Raw, subversive, and occasionally perverse, Luci Schroder’s content is at the forefront of Australian cinema without the cultural cringe. Ranging from surrealism and the avant-garde to gritty realism, Schroder’s style is uniquely her own, always delving deeply into the zeitgeist of our times. Be it through obliterating the stigma of female masturbation in Alpine’s video, Hands, or breaking down harsh male stereotypes in Vance Joys vid, Georgia, Schroder always makes a point. The girl is a gun and it doesn’t look like she’s going anywhere but up…
From Melbourne, Australia, Luci Schroder is a force to be reckoned with. A master of the medium, Schroder works in commercials, film and music videos, garnering a host of awards including the Cannes Young Director Award, an Aria Nomination, Nick Knight SHOWstudio, ACMI, Wanderlust Paris, Triple J award, and a St. Kilda Festival Award. The filmmaker’s tonal shifts subtly with each piece but always manages to make social commentary seeped in heart.
Clearly influenced by the likes of Harmony Korine and Yorgos Lanthimos, Schroder unpacks female sexuality and youth culture in her music video for Alpine’s Hands.
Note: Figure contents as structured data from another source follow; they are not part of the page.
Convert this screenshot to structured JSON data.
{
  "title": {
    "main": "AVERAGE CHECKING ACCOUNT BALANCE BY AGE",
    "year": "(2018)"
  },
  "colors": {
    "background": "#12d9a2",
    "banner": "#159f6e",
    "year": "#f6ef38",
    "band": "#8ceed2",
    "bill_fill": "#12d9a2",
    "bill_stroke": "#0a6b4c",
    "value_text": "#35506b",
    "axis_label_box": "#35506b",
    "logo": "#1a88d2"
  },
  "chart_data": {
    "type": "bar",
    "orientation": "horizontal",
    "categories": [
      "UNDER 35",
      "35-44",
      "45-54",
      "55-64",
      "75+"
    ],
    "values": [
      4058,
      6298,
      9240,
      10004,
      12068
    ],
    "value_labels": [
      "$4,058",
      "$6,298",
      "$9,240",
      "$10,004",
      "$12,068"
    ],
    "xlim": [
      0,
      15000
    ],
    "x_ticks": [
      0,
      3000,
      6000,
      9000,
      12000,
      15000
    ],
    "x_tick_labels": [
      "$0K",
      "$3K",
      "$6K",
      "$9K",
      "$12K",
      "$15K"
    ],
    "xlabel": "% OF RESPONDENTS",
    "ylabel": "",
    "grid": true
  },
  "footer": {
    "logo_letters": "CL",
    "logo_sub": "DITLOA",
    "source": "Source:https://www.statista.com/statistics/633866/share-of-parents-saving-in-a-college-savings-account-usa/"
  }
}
Featuring a cast built almost entirely of slim and stunning white girls, there is something to be said about the lack of diversity and body shapes in the video, however, the clips main focus is to explore female sensuality and masturbation and it does so outside the bounds of a lot of mainstream media. Schroder combines stereotypically perceived “girly” items such as strawberry milkshakes and bubblegum and combines them with axes and fire to emphasise the sometimes volatile nature of girlhood and associate these things with harshness and strength as opposed to the delicate and soft nature they are usually depicted. The carnivorous way the girls attack and eat the watermelon, paired with their general docile, lazy nature as they make out with various objects references the animalistic survival needs of the girls: sleep, food, and sex. In an interview with iD, Schroder stated that “in the casting interviews, we had people make-out with different things, like pieces of paper stuck to pinboards and walls, or their hand”.
What is probably Schroder’s most famous and most awarded video, however, is for Vance Joy’s Georgia. The clip opens in a lush forest where a group of soldiers navigate their way through a minefield. Limbs fly and blood soars as they run for their lives, typical war movie style. But the real mark of Schroder occurs when the moments before one soldier’s death become romantic. Sweet, and subtle and sad, one soldier bends down to the dying one and kisses him. The camera tracks out to reveal they are on a film set. Faces of crew members paint the screen, bawling their eyes out at the sight, allowing their tough exteriors to erode, become soft. The clip is essentially about men’s love for one another, be it romantic or brotherly, and their need to give and receive it. It is clear that Schroder is down to subvert the stereotypes placed on gender in both videos, a passion that clearly bleeds into her work.
Schroder’s most recent work premiered just two days ago, at this years Sydney Film Festival. The short film, Slapper, follows a young girls desperate and explosive attempt at hustling enough money for the morning after pill and her race to take it. To say her journey is tumultuous would be an understatement as she navigates a low working class neighbourhood filled with drugs, barbed wire and guard dogs. The filmmaker deservedly took home the Dendy Award for Best Live Action for the short. While it is unclear what the filmmaker is up to next, it is damn sure that the world wants (and needs) to see more from Luci Schroder.